The Shared Competencies operating system is currently undergoing its pilot testing phase. The system is structured in three key elements:
Capacity Building involves:
- Communicating the Shared Competencies to key campus constituents such as school/college leaders, faculty, students, and programs/units that work closely with students.
- Creating Communities of Practice to establish what competency means, determine the University’s criteria for success, develop assessment tools to review student work, and plan professional development for faculty/staff to support competency development.
- Establishing an infrastructure to ensure the operating system is sustainable and meaningful.
Mapping involves:
- Faculty engaging in collaborative, program-level discussions to align student learning outcomes to the Shared Competencies.
- Faculty reviewing the preliminary mapping conducted by IEA and either revise or approve it by March 31, 2021.
- Faculty referring and using the Discovery Toolkit to guide discussions and complete mapping steps.

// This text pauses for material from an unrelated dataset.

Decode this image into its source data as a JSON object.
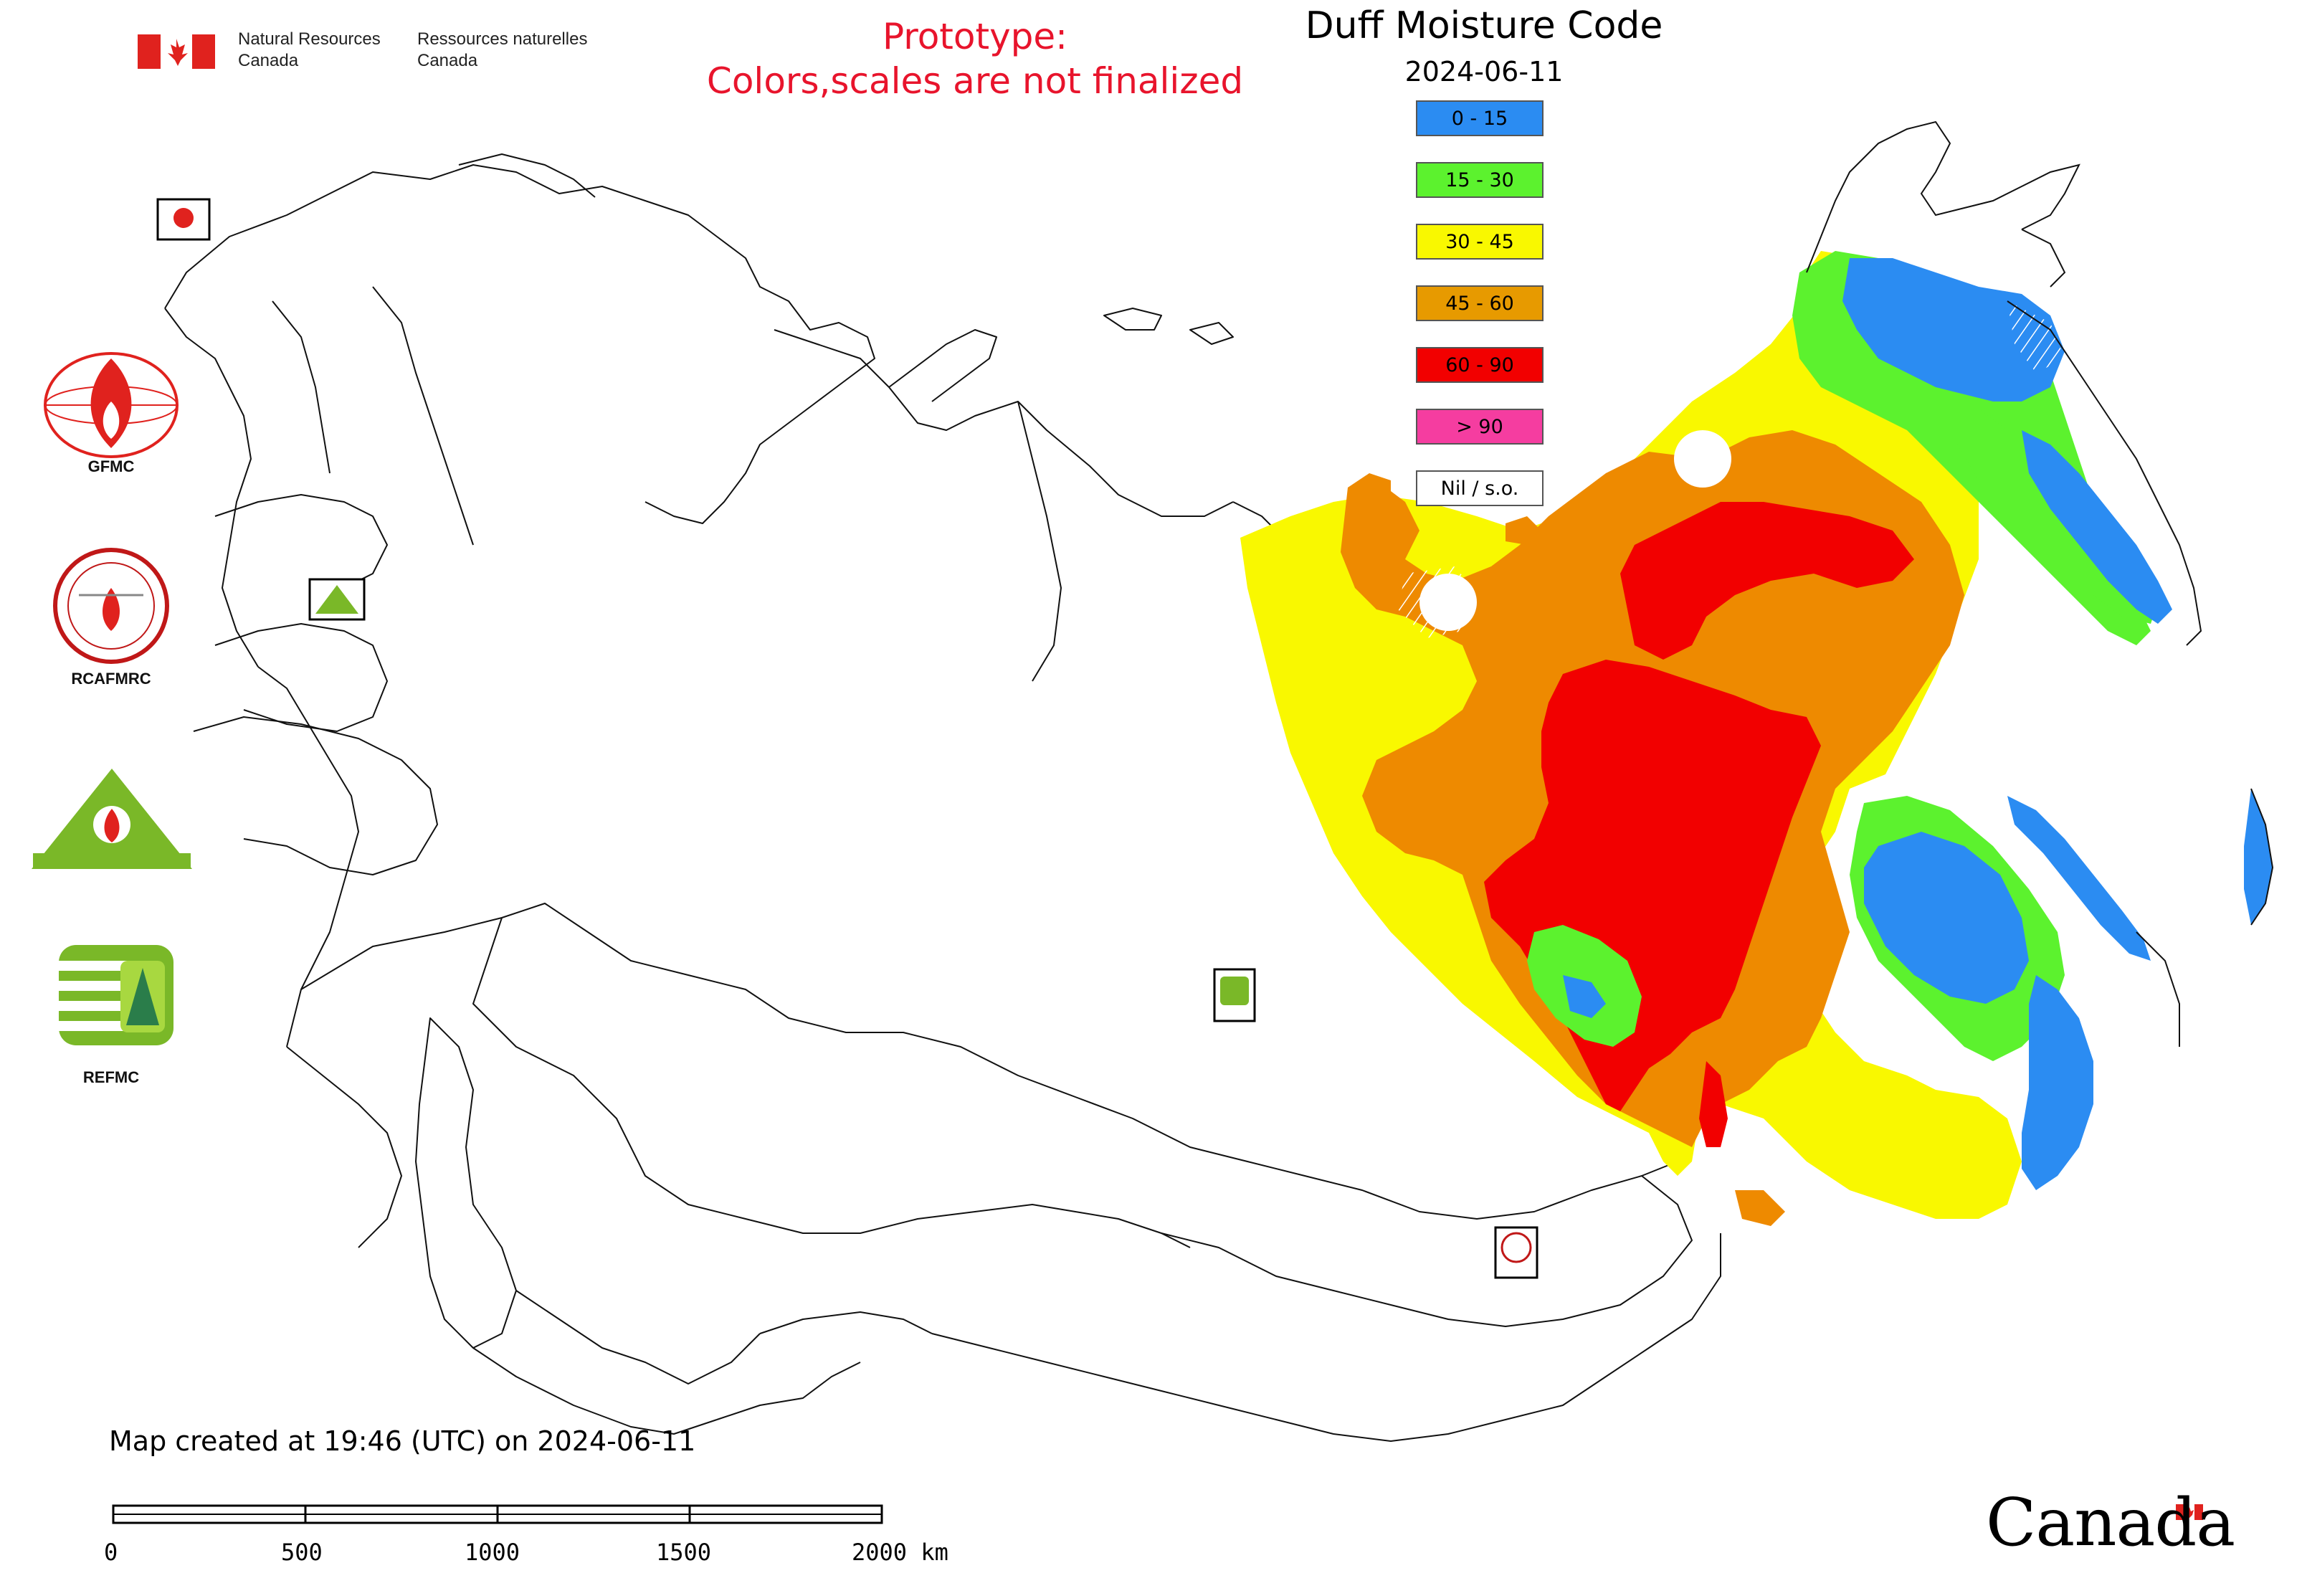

- Faculty engaging in collaborative discussions to tag courses with a specific competency designation, allowing students to search by competency in the course registration process for the 2023-2024 academic year.
Outcomes Review involves:
- Embedding the current Ad Hoc Committee on Shared Competencies in the University Senate structure. This new standing committee will oversee assessment and accreditation at the University.
- Reviewing student work to identify strengths and gaps in student learning. Either the communities of practice will review a sample of student work or faculty teaching tagged courses will score student work using an institutional rubric.
- Engaging seniors and alumni in reflecting on their competency development through annual reflections.